New biology, new pathways for treatment of disease
In addition to helping develop LYTACs into more effective therapeutics, these discoveries could also lead to new and more effective treatments for lysosome shortage disorders – genetic conditions where the body doesn't have enough or the right enzymes in lysosomes for them to work properly. This can cause toxic build ups of fat, sugars, and other harmful substances, which can lead to heart, brain, skin, and skeletal damage. One common treatment is enzyme replacement therapy, which utilizes similar pathways as LYTACs to travel to lysosomes where they can operate. Understanding how and why LYTACs work means that these enzymes could be delivered more effectively.

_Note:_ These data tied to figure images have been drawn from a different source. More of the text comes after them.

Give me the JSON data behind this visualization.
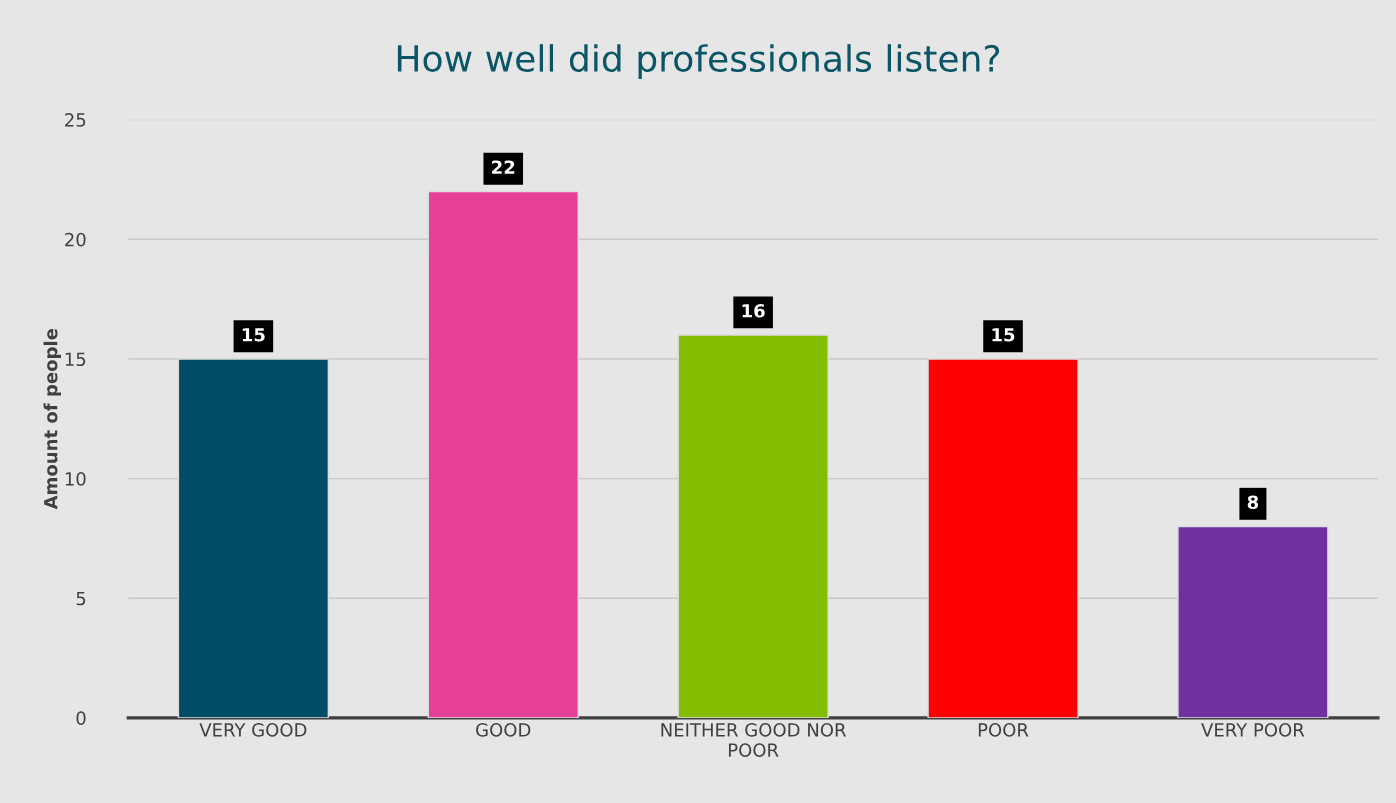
{
  "chart_data": {
    "type": "bar",
    "title": "How well did professionals listen?",
    "ylabel": "Amount of people",
    "categories": [
      "VERY GOOD",
      "GOOD",
      "NEITHER GOOD NOR\nPOOR",
      "POOR",
      "VERY POOR"
    ],
    "values": [
      15,
      22,
      16,
      15,
      8
    ],
    "colors": [
      "#004d66",
      "#e64097",
      "#84bd00",
      "#ff0000",
      "#7030a0"
    ],
    "ylim": [
      0,
      25
    ],
    "yticks": [
      0,
      5,
      10,
      15,
      20,
      25
    ],
    "grid": "y",
    "data_labels": true
  }
}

The researchers likened this work to an important discovery of how exactly the drug thalidomide works. It was originally prescribed in the 1950s for morning sickness to pregnant women, mostly in the United Kingdom, but was taken off the market in 1961 when it was linked to severe birth defects. However, in the 1990s, it was found to be an effective treatment for multiple myeloma. In 2010, researchers understood how: through degrading proteins, an observation which contributed substantially to the growing field of PROTAC research.
"LYTAC evolution is where the story of thalidomide and PROTACs was 15 years ago," Bertozzi said. "We're learning human biology that wasn't known before."
Source:
Journal reference:
Ahn, G., et al. (2023). Elucidating the cellular determinants of targeted membrane protein degradation by lysosome-targeting chimeras. Science. doi.org/10.1126/science.adf6249.